The half round room, its arched opening, and rounded roof structure in the preaching area (the chancel) is most interesting and was likely added around the mid 19th century due to the style and materials used.  The main floor and balcony steps were redone during a major renovation which could have been around 1887.  The curved benches are uncommon and gorgeous and probably of the same period.

Dates and References for the Upperville Methodist Church

G. Edward Ashby, Jr.

March 16, 2017

  1.  Guide to Fauquier County by Eugene M. Scheel 1976:

“Church walls & design of 1832, rebuilt after war damage when it served as a hospital.  Land given by George & Elizabeth Calvert.”  He notes a dedication “Nov. 1869.”
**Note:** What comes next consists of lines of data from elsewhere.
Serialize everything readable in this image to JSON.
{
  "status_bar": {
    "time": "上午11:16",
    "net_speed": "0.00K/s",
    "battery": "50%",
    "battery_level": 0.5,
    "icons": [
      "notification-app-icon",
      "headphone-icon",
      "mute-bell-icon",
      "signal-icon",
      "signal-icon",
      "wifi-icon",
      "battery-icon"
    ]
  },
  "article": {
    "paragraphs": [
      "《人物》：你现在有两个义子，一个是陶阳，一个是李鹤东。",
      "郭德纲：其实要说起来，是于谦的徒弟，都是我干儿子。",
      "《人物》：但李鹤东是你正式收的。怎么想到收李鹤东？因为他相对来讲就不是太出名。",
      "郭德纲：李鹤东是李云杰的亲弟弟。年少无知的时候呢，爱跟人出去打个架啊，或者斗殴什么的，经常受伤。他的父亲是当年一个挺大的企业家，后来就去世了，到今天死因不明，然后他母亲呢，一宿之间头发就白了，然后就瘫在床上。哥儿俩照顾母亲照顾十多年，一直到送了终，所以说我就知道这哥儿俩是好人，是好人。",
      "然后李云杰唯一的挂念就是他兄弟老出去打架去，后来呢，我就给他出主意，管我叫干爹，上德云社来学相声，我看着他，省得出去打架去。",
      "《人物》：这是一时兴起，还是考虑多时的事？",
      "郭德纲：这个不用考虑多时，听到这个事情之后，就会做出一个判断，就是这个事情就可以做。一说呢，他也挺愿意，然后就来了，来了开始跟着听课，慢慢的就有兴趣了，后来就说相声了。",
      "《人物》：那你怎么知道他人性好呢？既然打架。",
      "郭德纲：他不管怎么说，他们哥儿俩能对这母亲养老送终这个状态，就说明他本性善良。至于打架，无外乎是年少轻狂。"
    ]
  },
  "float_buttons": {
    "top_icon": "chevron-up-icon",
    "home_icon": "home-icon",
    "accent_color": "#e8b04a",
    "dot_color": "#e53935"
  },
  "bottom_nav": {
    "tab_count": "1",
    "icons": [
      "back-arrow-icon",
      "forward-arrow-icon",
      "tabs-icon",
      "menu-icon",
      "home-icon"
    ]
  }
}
2.  1969 & 1972 National Register of Historic Places, “The town’s oldest church, the Upperville Methodist Church beginning in 1832, is a notable example of rural Federal style architecture.  During the War between the States the church was commandeered by union forces and used as a hospital.  Following the war, the U.S. Congress authorized payment to the congregation for damages.”  (note) “Trinity Episcopal Church, founded 1840.”

3.  Marble stone on church front states, “Methodist E. Church Dedicated 1833”

Notes as Best Read under East Balcony Steps

     1.  F. Staling & Son of Harrisonburg Frescoed & Painted the Church Aug 1887

     2.  Re. Frescoed.  By G. L. Staling 1899 Nov

     3.  This church reopened Sept. 26/87 Bishop Wilson  Preached 11 AM & 8 PM

     4.  Painted by F. Staling & Son of Harrisonburg, VA Aug 1887

     5.  Painted green by M. F. Loyd & Co. 1950

     6.  Painted 1975 / Painted by Russel Leach Painting Co. 11-04-05 (2005?) David Leach, Robert Dunn & Mike Bridreau

     7.  East brick gable in the attic, white paing:  C (?) Slaling undated (forgot to cross T for Staling?)